Josep Manel Rodríguez: Já contávamos com uma área dedicada a terrorismo de caráter islâmico antes do atentado. Depois, contratamos novos agentes especializados e reforçamos o trabalho conjunto com outras polícias, tanto da Espanha quanto do exterior, principalmente com a Europol (escritório europeu de polícia).

 

estadão.com.br: Que medidas foram tomadas pelo Governo da Espanha para combater ações de grupos terroristas?

Justo Zambrana: As estruturas das Forças e Corpos de Segurança do Estado (FCSE) foram melhoradas. Assim, desde 2004, o número de profissionais dedicados à luta contra o terrorismo em geral aumentou 50%, passando de cerca de 3,8 mil pessoas para 5,6 mil. Já para o terrorismo islâmico, elevamos os efetivos dos 100 funcionários em 2004 para 1,3 mil pessoas no presente. O governo contratou 70 tradutores, tanto nas FCSE como nas instituições penitenciárias e criou o Centro Nacional de Coordenação Antiterrorista (CNCA), para contar com mais inteligência nas investigações. Também desenvolveu o Plano de Prevenção e Proteção Antiterrorista que, em casos de ameaças mais graves, aciona o exército. O controle nas fronteiras aumentou e, hoje, as companhias de transporte devem passar informações antecipadas sobre os passageiros que chegam ao país de fora do espaço Schengen.

 

O governo mudou a legislação para controlar explosivos, pois havia uma falta de organização nesse aspecto e criou unidades de segurança especializadas em ameaças com armas nucleares, radiológicas, bacteriológicas e químicas. Além disso, alterou a lei para acessar dados telefônicos de suspeitos e identificar usuários de linhas pré-pagas. Especialistas do Corpo Nacional de Polícia e da Guarda Civil passaram a ser treinados em outros países, como Afeganistão. Contamos, por fim, com uma equipe de apoio para suspeitas de grandes ataques, que pode atuar em outros países. Esse grupo foi acionado, por exemplo, no atentado contra turistas da Espanha no Iêmen, em 2007.

 

estadão.com.br: Quais os principais desafios relacionados com ameaças terroristas?

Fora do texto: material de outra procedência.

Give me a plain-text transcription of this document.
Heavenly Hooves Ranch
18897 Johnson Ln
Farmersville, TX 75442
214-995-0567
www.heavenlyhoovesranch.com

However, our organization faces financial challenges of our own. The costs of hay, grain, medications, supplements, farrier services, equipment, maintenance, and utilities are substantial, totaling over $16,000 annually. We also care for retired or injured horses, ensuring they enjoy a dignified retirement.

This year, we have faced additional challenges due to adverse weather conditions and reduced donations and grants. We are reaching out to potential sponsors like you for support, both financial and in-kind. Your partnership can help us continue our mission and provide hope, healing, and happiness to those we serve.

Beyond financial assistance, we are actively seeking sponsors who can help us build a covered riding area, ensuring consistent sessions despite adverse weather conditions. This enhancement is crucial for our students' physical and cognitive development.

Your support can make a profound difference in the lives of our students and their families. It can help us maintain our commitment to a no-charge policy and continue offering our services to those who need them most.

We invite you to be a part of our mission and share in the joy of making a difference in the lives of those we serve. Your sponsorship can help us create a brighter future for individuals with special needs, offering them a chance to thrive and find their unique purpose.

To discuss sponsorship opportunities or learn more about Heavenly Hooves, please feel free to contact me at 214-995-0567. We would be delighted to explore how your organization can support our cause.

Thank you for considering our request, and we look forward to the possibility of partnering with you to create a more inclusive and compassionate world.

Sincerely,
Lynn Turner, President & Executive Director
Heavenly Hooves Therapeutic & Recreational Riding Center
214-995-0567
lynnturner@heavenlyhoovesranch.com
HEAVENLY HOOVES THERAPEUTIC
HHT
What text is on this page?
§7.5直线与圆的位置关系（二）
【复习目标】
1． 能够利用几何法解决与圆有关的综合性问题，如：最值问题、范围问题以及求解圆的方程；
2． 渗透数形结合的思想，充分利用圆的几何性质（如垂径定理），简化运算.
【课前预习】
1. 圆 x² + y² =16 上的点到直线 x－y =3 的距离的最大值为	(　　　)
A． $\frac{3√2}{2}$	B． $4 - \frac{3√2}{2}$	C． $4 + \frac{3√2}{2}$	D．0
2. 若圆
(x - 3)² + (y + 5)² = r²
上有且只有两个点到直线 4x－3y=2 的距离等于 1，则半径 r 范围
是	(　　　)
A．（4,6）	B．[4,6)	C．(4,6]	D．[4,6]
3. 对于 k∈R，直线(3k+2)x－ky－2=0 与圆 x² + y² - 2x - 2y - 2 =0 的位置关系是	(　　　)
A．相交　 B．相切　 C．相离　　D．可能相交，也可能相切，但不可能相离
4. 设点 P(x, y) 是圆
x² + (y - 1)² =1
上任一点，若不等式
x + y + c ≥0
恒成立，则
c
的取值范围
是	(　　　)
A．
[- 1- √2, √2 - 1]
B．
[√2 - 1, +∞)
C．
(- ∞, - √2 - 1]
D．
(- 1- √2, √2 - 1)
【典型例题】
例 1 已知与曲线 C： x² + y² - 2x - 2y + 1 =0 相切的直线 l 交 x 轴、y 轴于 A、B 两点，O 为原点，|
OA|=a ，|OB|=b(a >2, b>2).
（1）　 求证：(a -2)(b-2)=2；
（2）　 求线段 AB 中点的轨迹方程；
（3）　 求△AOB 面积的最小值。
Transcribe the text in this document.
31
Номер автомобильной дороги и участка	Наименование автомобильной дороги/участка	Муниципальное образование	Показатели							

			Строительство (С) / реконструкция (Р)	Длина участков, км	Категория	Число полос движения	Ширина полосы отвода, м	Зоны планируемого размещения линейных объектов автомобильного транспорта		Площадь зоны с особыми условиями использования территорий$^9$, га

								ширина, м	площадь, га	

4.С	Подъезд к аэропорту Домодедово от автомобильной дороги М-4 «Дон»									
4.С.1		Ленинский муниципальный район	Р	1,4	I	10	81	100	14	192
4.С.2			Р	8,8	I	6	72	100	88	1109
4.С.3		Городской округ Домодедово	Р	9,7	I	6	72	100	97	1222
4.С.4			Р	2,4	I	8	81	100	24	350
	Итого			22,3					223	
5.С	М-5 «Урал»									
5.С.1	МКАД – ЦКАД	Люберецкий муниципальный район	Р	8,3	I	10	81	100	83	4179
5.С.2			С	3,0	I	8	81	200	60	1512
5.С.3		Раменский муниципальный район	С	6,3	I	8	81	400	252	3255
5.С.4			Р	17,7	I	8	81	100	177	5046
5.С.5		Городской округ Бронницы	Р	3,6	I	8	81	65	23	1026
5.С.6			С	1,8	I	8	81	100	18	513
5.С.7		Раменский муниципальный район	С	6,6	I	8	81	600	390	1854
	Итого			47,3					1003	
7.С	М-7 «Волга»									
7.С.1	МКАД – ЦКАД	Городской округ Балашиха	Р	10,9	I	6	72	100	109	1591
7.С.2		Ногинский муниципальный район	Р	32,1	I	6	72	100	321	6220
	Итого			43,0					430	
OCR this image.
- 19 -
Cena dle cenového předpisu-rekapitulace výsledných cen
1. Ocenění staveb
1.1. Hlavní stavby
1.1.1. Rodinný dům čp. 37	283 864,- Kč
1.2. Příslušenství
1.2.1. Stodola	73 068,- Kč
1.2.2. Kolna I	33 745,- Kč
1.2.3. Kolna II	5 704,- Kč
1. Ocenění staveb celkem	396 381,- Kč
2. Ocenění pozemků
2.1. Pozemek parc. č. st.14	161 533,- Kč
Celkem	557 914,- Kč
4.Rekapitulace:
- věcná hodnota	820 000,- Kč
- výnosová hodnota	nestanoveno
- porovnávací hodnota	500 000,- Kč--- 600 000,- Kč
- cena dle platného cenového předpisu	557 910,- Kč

Justo Zambrana: A criação da Al-Qaeda no Magreb islâmico supõe um desafio de grande importância. De outro lado, as mudanças feitas na estratégia de segurança permitiram prender 392 pessoas vinculadas ao terrorismo jihadista, desde 2004.

 

Josep Lahosa Cañellas: Da mesma forma que contávamos com profissionais treinados psicologicamente e operativamente para combater o ETA, a proximidade da Espanha com o Magreb e as relações com o Marrocos permitem conhecer bem os fenômenos jihadistas da região. Com isso, é possível aumentar a pressão sobre os coletivos supostamente perigosos e sobre atividades ilícitas vinculadas com terrorismo.

 

estadão.com.br: O atentado em Atocha mudou a relação da Espanha com o mundo muçulmano?

Justo Zambrana: Mudou em parte. A relação da Espanha com os imigrantes muçulmanos é de respeito mútuo e muitos já estão adaptados à vida e aos costumes do país. Temos uma longa história de convivência com países muçulmanos e nosso futuro está conectado com o deles.

 

No entanto, devemos reforçar o compromisso da sociedade civil contra ideologias e comportamentos extremistas e violentos. E isso deve ser feito por meio do diálogo, que permite evitar processos de radicalização. O governo deve, por fim, ser capaz de acabar com desigualdades e atitudes que provocam os sentimentos de humilhação, ódio e frustração que as organizações terroristas usam como desculpa para recrutar novos membros.